A living trust and a revocable trust are usually, if not always, the same thing. Both are trusts that are set up to hold assets during the life of the settlor or grantor (the person who created the trust) for the benefit of that person. It is called a “living” trust because it is established during the lifetime of the settlor. It is also called “revocable” because the settlor can revoke the trust at any time during his/her lifetime. The purpose of the revocable, living trust is to avoid probate of the settlor’s assets after he or she passes away. The estate will avoid probate if the trust is written well and the settlor does not do anything irresponsible after the trust is created (like forgetting to transfer deeds into the trust name). After the settlor passes away, however, the trust will become irrevocable in that it cannot change. The “successor trustee,” or the person who was named to take over the trust’s management, shall distribute the property as described in the trust. Sometimes a trustee is a bank or individual who is paid for their services, but often it can be family and friends who will do it without a fee. This is one reason why trusts are less expensive than probate. The major advantage is that a revocable trust will avoid probate, and it is flexible in that the trust can be amended and changed.
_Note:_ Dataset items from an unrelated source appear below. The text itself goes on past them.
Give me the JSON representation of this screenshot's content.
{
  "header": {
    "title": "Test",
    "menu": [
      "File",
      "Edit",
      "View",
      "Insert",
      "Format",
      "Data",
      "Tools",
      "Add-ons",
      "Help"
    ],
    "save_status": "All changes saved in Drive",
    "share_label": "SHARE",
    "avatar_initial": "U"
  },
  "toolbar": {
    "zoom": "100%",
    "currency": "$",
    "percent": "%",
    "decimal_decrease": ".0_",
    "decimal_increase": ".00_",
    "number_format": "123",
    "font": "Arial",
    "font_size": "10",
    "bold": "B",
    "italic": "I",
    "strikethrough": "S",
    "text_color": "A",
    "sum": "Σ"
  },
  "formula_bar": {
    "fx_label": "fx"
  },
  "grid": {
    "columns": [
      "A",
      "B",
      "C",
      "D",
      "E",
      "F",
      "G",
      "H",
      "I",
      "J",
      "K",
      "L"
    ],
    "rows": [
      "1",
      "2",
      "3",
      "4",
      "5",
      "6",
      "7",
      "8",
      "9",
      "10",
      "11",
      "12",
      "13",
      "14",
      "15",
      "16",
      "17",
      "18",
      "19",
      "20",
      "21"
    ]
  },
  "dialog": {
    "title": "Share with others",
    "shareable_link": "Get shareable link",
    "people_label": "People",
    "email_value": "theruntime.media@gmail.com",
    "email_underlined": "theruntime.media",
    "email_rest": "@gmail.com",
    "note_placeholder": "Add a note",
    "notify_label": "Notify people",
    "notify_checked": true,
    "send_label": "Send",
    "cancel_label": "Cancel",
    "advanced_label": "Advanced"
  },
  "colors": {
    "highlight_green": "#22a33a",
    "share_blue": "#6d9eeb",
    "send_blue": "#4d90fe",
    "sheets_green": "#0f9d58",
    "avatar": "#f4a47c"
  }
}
An irrevocable trust is a trust that cannot be amended, changed, or revoked once it is established. Irrevocable trusts are normally formed by a person or family who wants to give away assets to another person, subject to certain terms that they do not want to be changed. Once the settlor puts the assets into the trust corpus, the settlor no longer owns or has access to those assets. There are many practical advantages to an irrevocable trust. There are tax advantages as well as creditor advantages. Creditors cannot gain access to the funds in the irrevocable trust since it is no longer in the settlor’s estate. However, the disadvantages may outweigh the advantages for many people. The trust cannot be amended or changed without going to court, and the settlor cannot get the gift back, ever.
Skillern Law Firm, PLLC can create both types of trust for your estate planning needs. Please contact us today! If you are interested in creating a will instead of a trust, please read our last post – The Difference Between a Will and a Trust.
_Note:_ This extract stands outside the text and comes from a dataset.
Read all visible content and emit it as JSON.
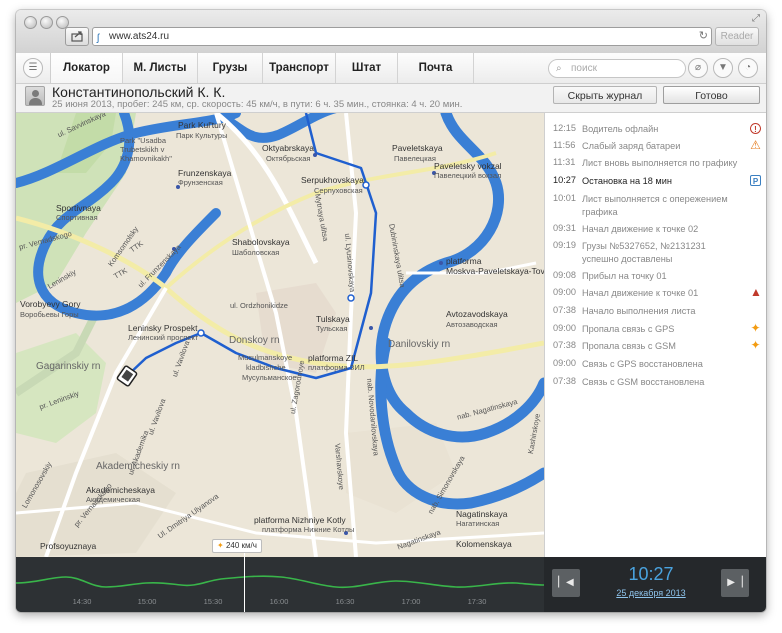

Lions, tigers and bears! Oh my! Sometimes thinking about estate planning is as scary as a pack of wild animals. Understanding wills and trusts might make one feel as if they aren’t, perhaps, in Kansas anymore, but the differences and similarities are easy to learn.
Let start small. Wills and trusts both dispose of property after death. Both are documents that dictate your wishes in written form. Wills and trusts do differ in the following ways:
- Privacy. Wills are private documents until they are entered in a probate proceeding. Probate proceedings are open to the public, and anyone can see how your estate was distributed after your death. Trusts are private documents. The public will be able to see that you have created a trust, but the public will not know the contents of the trust. Further, trusts are not entered into probate, and the distribution of assets will never be open to the public.
- Disability. A will makes no provisions for disability. A trust allows for a successor trustee to manage assets without the need for a court proceeding.
- Cost. Wills are less expansive in the short term, but heirs might incur more costs after death in probate attorney fees.
- Effort. Wills require only the effort to write one. Trusts require a little more time investment, in the transferring of assets into the trust. However, this process can (and should) be done by your trust attorney.
- Creditor protection. Neither wills nor trusts can shield their makers from creditors. Trusts can include provisions that shield its assets from heir’s creditors.